The Observatory and Syrian daily newspaper Al-Watan had said negotiations were underway for the evacuation of jihadis from Eastern Ghouta.

But the escalating bombardment suggests the regime might opt for a ground assault instead, the monitor said.

Government troops carried out a relentless five-day bombing campaign on the enclave earlier this month that killed around 250 civilians and wounded hundreds.

After days of relative calm, the government sent more than 260 rockets crashing into the enclave on Sunday.

The regime is keen to regain control of the area to halt deadly rebel rocket and mortar fire into Damascus.

About half a dozen rockets hit the capital on Sunday night, AFP correspondents said. State news agency SANA reported that one person was killed.

More than 20 civilians have been killed by rebel fire this month alone in regime-held Damascus.

All was quiet in the capital on Monday but since rumors of an imminent assault on Eastern Ghouta started spreading, people living close to the rebel enclave started packing their bags.

Jawad al-Obros, 30, said he was looking to move to a hotel in the western sector of the city to escape his home in an east Damascus neighborhood that has been regularly hit by rockets from Ghouta.

"We're tired of this situation. It seems that there's no solution but a full-blown military one," he told AFP.

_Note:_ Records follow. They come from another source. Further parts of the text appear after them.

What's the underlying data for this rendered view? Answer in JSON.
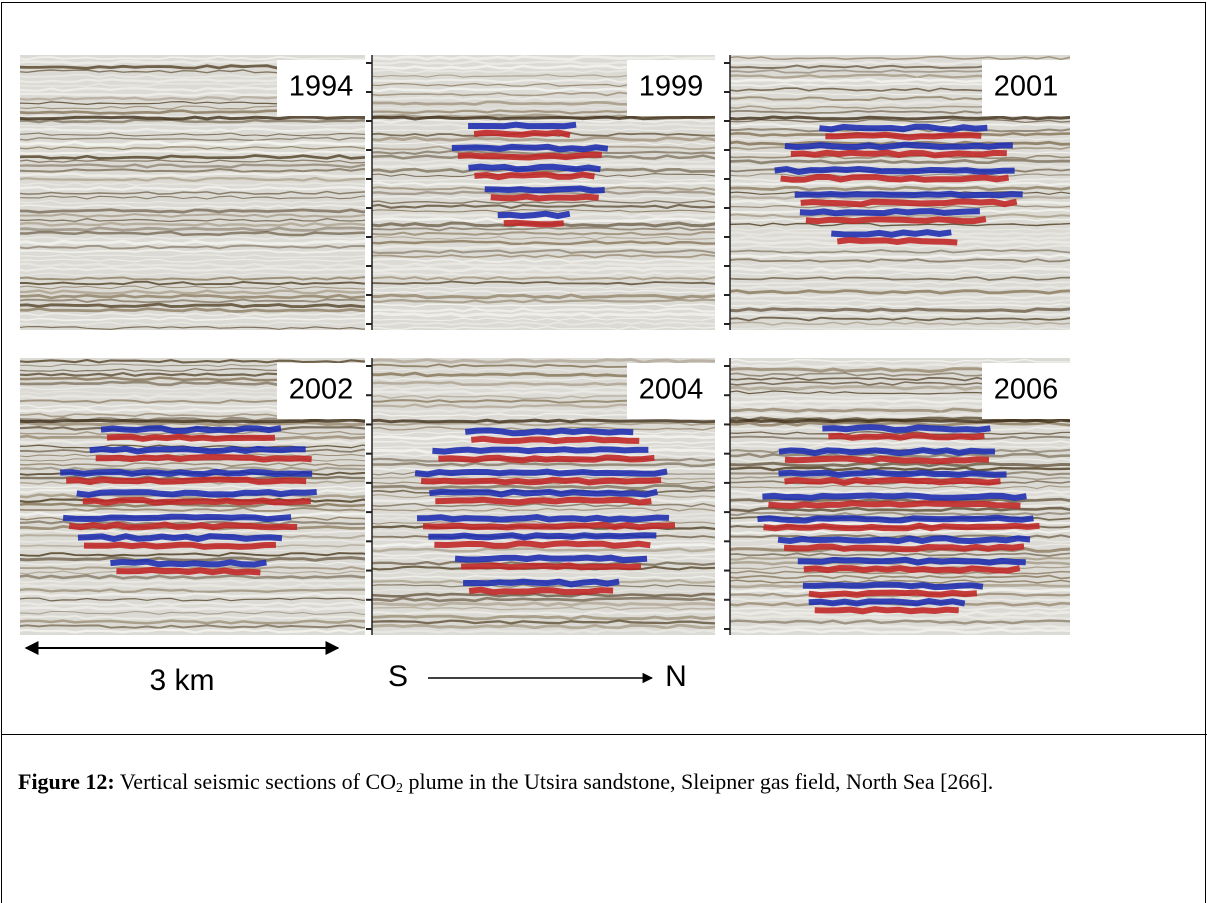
{
  "panels": [
    {
      "year": "1994"
    },
    {
      "year": "1999"
    },
    {
      "year": "2001"
    },
    {
      "year": "2002"
    },
    {
      "year": "2004"
    },
    {
      "year": "2006"
    }
  ],
  "scale_label": "3 km",
  "direction": {
    "start": "S",
    "end": "N"
  },
  "caption": {
    "label": "Figure 12:",
    "text_before": "Vertical seismic sections of CO",
    "subscript": "2",
    "text_after": " plume in the Utsira sandstone, Sleipner gas field, North Sea [266]."
  }
}
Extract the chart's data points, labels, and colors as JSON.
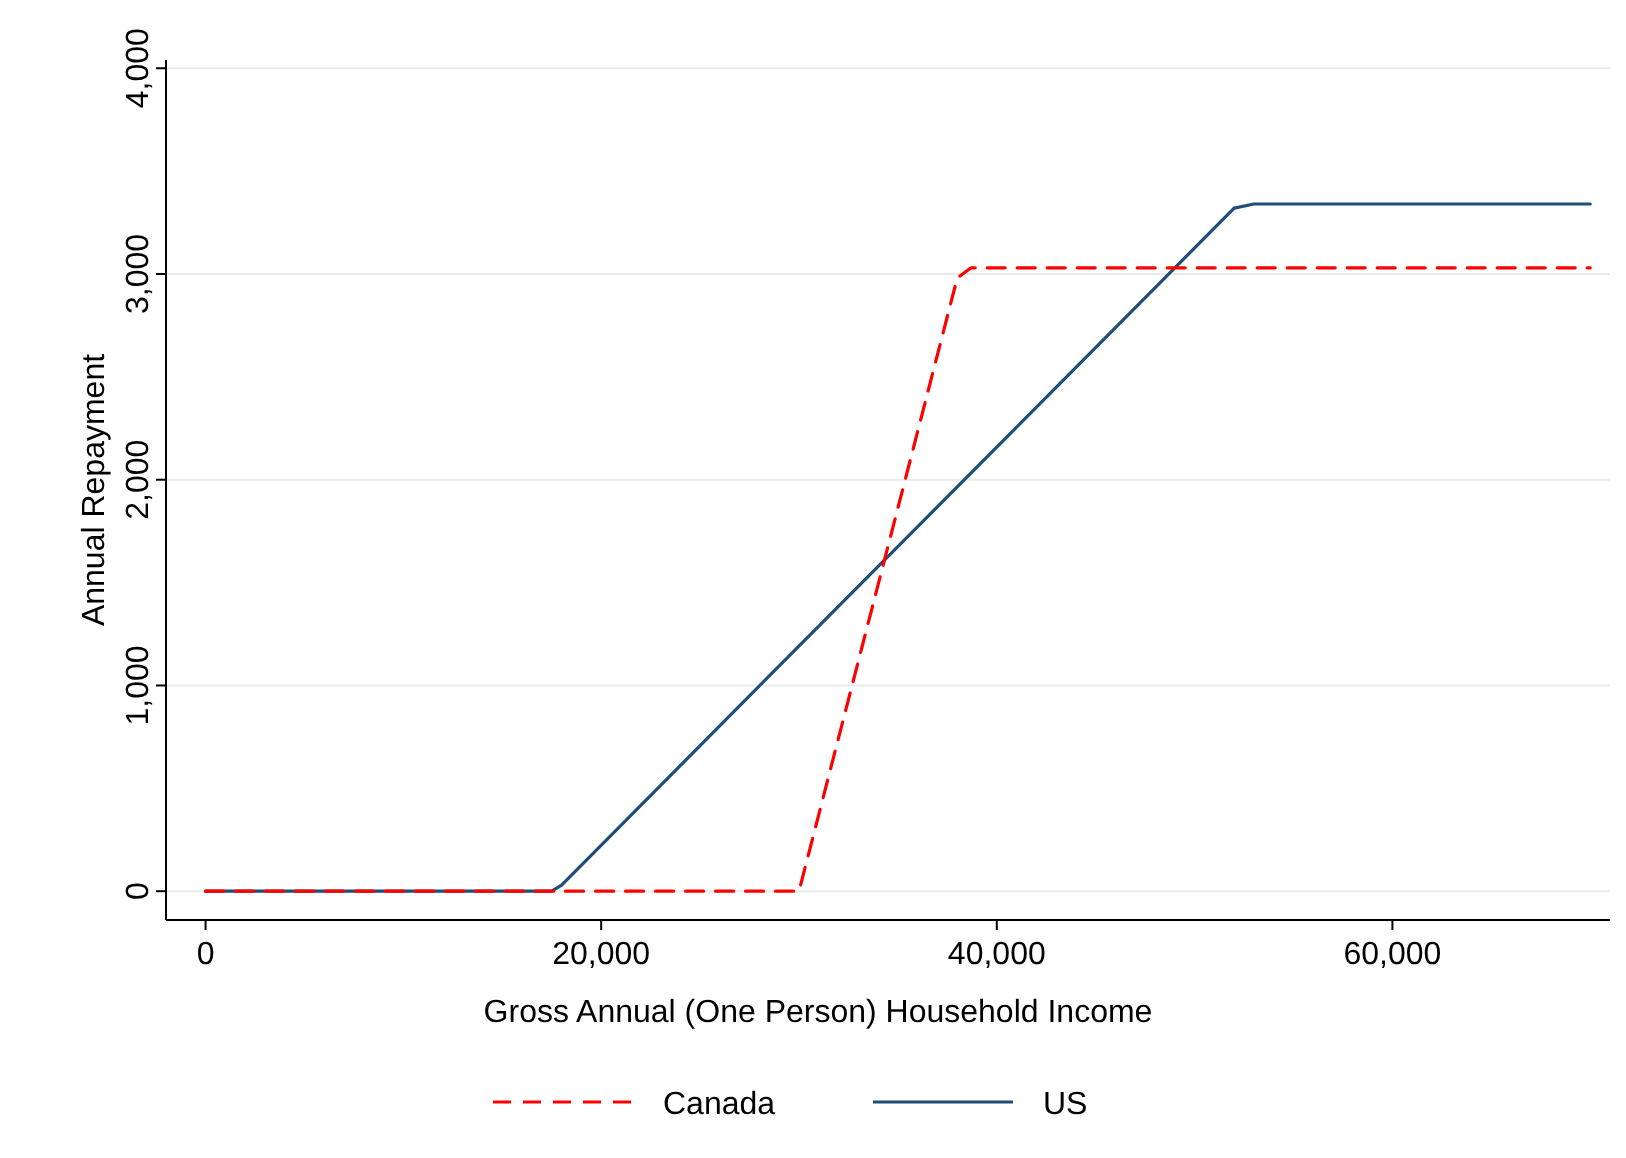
{
  "chart_data": {
    "type": "line",
    "xlabel": "Gross Annual (One Person) Household Income",
    "ylabel": "Annual Repayment",
    "xlim": [
      -2000,
      71000
    ],
    "ylim": [
      -140,
      4040
    ],
    "xticks": [
      {
        "value": 0,
        "label": "0"
      },
      {
        "value": 20000,
        "label": "20,000"
      },
      {
        "value": 40000,
        "label": "40,000"
      },
      {
        "value": 60000,
        "label": "60,000"
      }
    ],
    "yticks": [
      {
        "value": 0,
        "label": "0"
      },
      {
        "value": 1000,
        "label": "1,000"
      },
      {
        "value": 2000,
        "label": "2,000"
      },
      {
        "value": 3000,
        "label": "3,000"
      },
      {
        "value": 4000,
        "label": "4,000"
      }
    ],
    "grid": "y",
    "legend": "bottom",
    "series": [
      {
        "name": "Canada",
        "color": "#ff0000",
        "line_style": "dashed",
        "x": [
          0,
          30000,
          38000,
          38700,
          70000
        ],
        "values": [
          0,
          0,
          2980,
          3030,
          3030
        ]
      },
      {
        "name": "US",
        "color": "#1f4e79",
        "line_style": "solid",
        "x": [
          0,
          17500,
          18000,
          52000,
          53000,
          70000
        ],
        "values": [
          0,
          0,
          30,
          3320,
          3340,
          3340
        ]
      }
    ]
  }
}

More than 340,000 people have been killed since the civil war erupted in 2011 after protests against Assad's government were brutally crushed.

It has since evolved into a war that has carved up the country into rival zones of control among the regime, rebels, jihadis and Kurdish forces.

The Kurdish People's Protection Units (YPG) control the northwestern region of Afrin, target of a month-old assault by the Turkish army and allied Syrian rebels.

Ankara sees the YPG as a "terror" group linked to the Kurdistan Workers Party (PKK), which has waged a deadly insurgency in southeastern Turkey since 1984.

The YPG has controlled Afrin since 2012, when Syrian troops withdrew from it and other Kurdish-majority areas.

Syrian state media said Monday that pro-regime forces were preparing to enter the area to "join the resistance against the Turkish aggression".

Turkish Foreign Minister Mevlut Cavusoglu warned against any intervention in support of the YPG, saying it would not prevent Ankara from pressing on with its offensive.

"If the regime is entering (Afrin) to oust the PKK, YPG, there is no problem. But if they are entering to protect the YPG, then no one can stop us and Turkish soldiers," he said.